View Source LastfmArchive (lastfm_archive v0.10.0)

lastfm_archive is a tool for creating local Last.fm scrobble file archive, Solr archive and analytics.

The software is currently experimental and in preliminary development. It should eventually provide capability to perform ETL and analytic tasks on Lastfm scrobble data.

Current usage:

Link to this section Summary

Functions

Returns the total playcount and registered, i.e. earliest scrobble time for a user.

Load all TSV data from the archive into Solr for a Lastfm user.

Sync scrobbles of a default user specified in configuration.

Sync scrobbles for a Lastfm user.

Transform downloaded raw JSON data and create a TSV file archive for a Lastfm user.

Link to this section Types

@type archive() :: LastfmArchive.Behaviour.Archive.t()
@type solr_url() :: atom() | Hui.URL.t()
@type time_range() :: {integer(), integer()}

Link to this section Functions

Returns the total playcount and registered, i.e. earliest scrobble time for a user.

@spec load_archive(binary(), solr_url()) :: :ok | {:error, Hui.Error.t()}

Load all TSV data from the archive into Solr for a Lastfm user.

The function finds TSV files from the archive and sends them to Solr for ingestion one at a time. It uses Hui client to interact with Solr and the Hui.URL.t/0 struct for Solr endpoint specification.

example

Example

  # define a Solr endpoint with %Hui.URL{} struct
  headers = [{"Content-type", "application/json"}]
  url = %Hui.URL{url: "http://localhost:8983/solr/lastfm_archive", handler: "update", headers: headers}

  LastfmArchive.load_archive("a_lastfm_user", url)

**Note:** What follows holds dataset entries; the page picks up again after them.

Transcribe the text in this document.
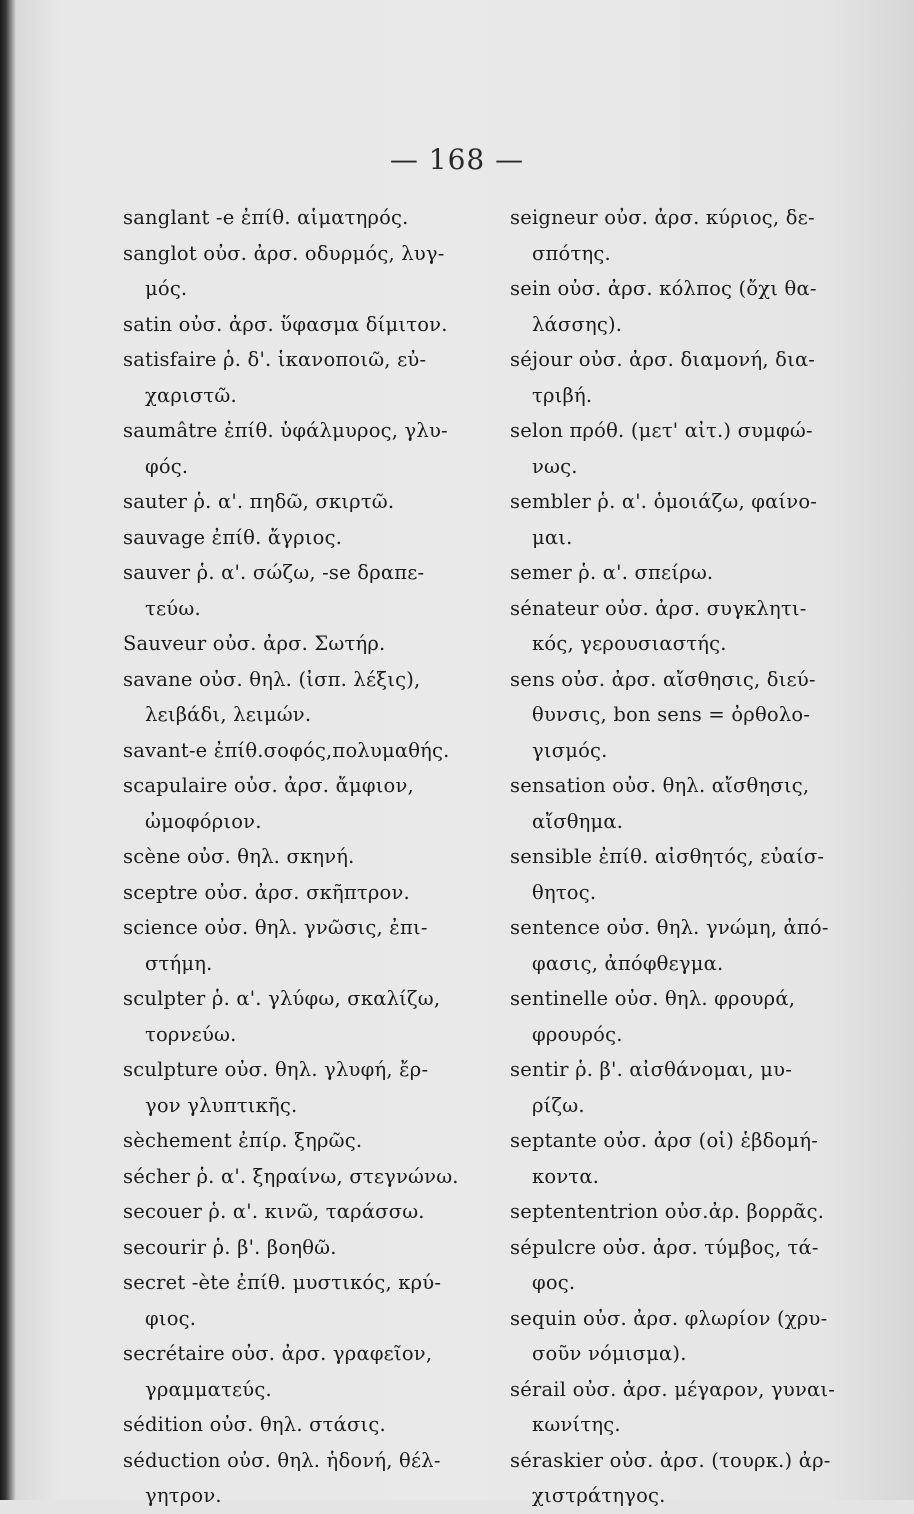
— 168 —
sanglant -e ἐπίθ. αἱματηρός.
sanglot οὐσ. ἀρσ. οδυρμός, λυγ-
μός.
satin οὐσ. ἀρσ. ὕφασμα δίμιτον.
satisfaire ῥ. δ'. ἱκανοποιῶ, εὐ-
χαριστῶ.
saumâtre ἐπίθ. ὑφάλμυρος, γλυ-
φός.
sauter ῥ. α'. πηδῶ, σκιρτῶ.
sauvage ἐπίθ. ἄγριος.
sauver ῥ. α'. σώζω, -se δραπε-
τεύω.
Sauveur οὐσ. ἀρσ. Σωτήρ.
savane οὐσ. θηλ. (ἰσπ. λέξις),
λειβάδι, λειμών.
savant-e ἐπίθ.σοφός,πολυμαθής.
scapulaire οὐσ. ἀρσ. ἄμφιον,
ὠμοφόριον.
scène οὐσ. θηλ. σκηνή.
sceptre οὐσ. ἀρσ. σκῆπτρον.
science οὐσ. θηλ. γνῶσις, ἐπι-
στήμη.
sculpter ῥ. α'. γλύφω, σκαλίζω,
τορνεύω.
sculpture οὐσ. θηλ. γλυφή, ἔρ-
γον γλυπτικῆς.
sèchement ἐπίρ. ξηρῶς.
sécher ῥ. α'. ξηραίνω, στεγνώνω.
secouer ῥ. α'. κινῶ, ταράσσω.
secourir ῥ. β'. βοηθῶ.
secret -ète ἐπίθ. μυστικός, κρύ-
φιος.
secrétaire οὐσ. ἀρσ. γραφεῖον,
γραμματεύς.
sédition οὐσ. θηλ. στάσις.
séduction οὐσ. θηλ. ἡδονή, θέλ-
γητρον.
seigneur οὐσ. ἀρσ. κύριος, δε-
σπότης.
sein οὐσ. ἀρσ. κόλπος (ὄχι θα-
λάσσης).
séjour οὐσ. ἀρσ. διαμονή, δια-
τριβή.
selon πρόθ. (μετ' αἰτ.) συμφώ-
νως.
sembler ῥ. α'. ὁμοιάζω, φαίνο-
μαι.
semer ῥ. α'. σπείρω.
sénateur οὐσ. ἀρσ. συγκλητι-
κός, γερουσιαστής.
sens οὐσ. ἀρσ. αἴσθησις, διεύ-
θυνσις, bon sens = ὀρθολο-
γισμός.
sensation οὐσ. θηλ. αἴσθησις,
αἴσθημα.
sensible ἐπίθ. αἰσθητός, εὐαίσ-
θητος.
sentence οὐσ. θηλ. γνώμη, ἀπό-
φασις, ἀπόφθεγμα.
sentinelle οὐσ. θηλ. φρουρά,
φρουρός.
sentir ῥ. β'. αἰσθάνομαι, μυ-
ρίζω.
septante οὐσ. ἀρσ (οἱ) ἑβδομή-
κοντα.
septententrion οὐσ.ἀρ. βορρᾶς.
sépulcre οὐσ. ἀρσ. τύμβος, τά-
φος.
sequin οὐσ. ἀρσ. φλωρίον (χρυ-
σοῦν νόμισμα).
sérail οὐσ. ἀρσ. μέγαρον, γυναι-
κωνίτης.
séraskier οὐσ. ἀρσ. (τουρκ.) ἀρ-
χιστράτηγος.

TSV files must be pre-created before the loading - see transform_archive/2.

@spec sync() :: :ok | {:error, :file.posix()}

Sync scrobbles of a default user specified in configuration.

example

Example

  LastfmArchive.sync

The default user is specified in configuration, for example user_a in config/config.exs:

  config :lastfm_archive,
    user: "user_a",
    ... # other archiving options

See sync/2 for further details and archiving options.

Link to this function

sync(user, options \\ [])

View Source
@spec sync(
  binary(),
  keyword()
) :: {:ok, archive()} | {:error, :file.posix()}

Sync scrobbles for a Lastfm user.

example

Example

  LastfmArchive.sync("a_lastfm_user")

The first sync downloads all daily scrobbles in 200-track (gzip compressed) chunks that are written into a local file archive. Subsequent syncs extract further scrobbles starting from the date of latest downloaded scrobbles.

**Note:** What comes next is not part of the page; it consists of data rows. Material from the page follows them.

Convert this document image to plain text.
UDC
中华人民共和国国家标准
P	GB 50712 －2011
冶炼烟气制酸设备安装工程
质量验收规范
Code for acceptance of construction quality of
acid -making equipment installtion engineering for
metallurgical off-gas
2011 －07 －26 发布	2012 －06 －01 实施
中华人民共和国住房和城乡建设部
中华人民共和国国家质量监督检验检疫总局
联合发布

The data is currently in raw Lastfm recenttracks JSON format, chunked into 200-track (max) gzip compressed pages and stored within directories corresponding to the days when tracks were scrobbled.

Options:

  • :interval - default 1000(ms), the duration between successive Lastfm API requests. This provides a control for request rate. The default interval ensures a safe rate that is within Lastfm's term of service: no more than 5 requests per second

  • :overwrite - default false (not available currently), if sets to true the system will (re)fetch and overwrite any previously downloaded data. Use this option to refresh the file archive. Otherwise (false), the system will not be making calls to Lastfm to check and re-fetch data if existing data chunks / pages are found. This speeds up archive updating

  • :per_page - default 200, number of scrobbles per page in archive. The default is the max number of tracks per request permissible by Lastfm

  • :data_dir - default lastfm_data. The file archive is created within a main data directory, e.g. ./lastfm_data/a_lastfm_user/.

These options can be configured in config/config.exs:

  config :lastfm_archive,
    ...
    data_dir: "./lastfm_data/"
Link to this function

transform_archive(user, mode \\ :tsv)

View Source
@spec transform_archive(binary(), :tsv) :: :ok

Transform downloaded raw JSON data and create a TSV file archive for a Lastfm user.

example

Example

  LastfmArchive.transform_archive("a_lastfm_user")

The function only transforms downloaded archive data on local filesystem. It does not fetch data from Lastfm, which can be done via archive/2, archive/3.

The TSV files are created on a yearly basis and stored in gzip compressed format. They are stored in a tsv directory within either the default ./lastfm_data/ or the directory specified in config/config.exs (:lastfm_archive, :data_dir).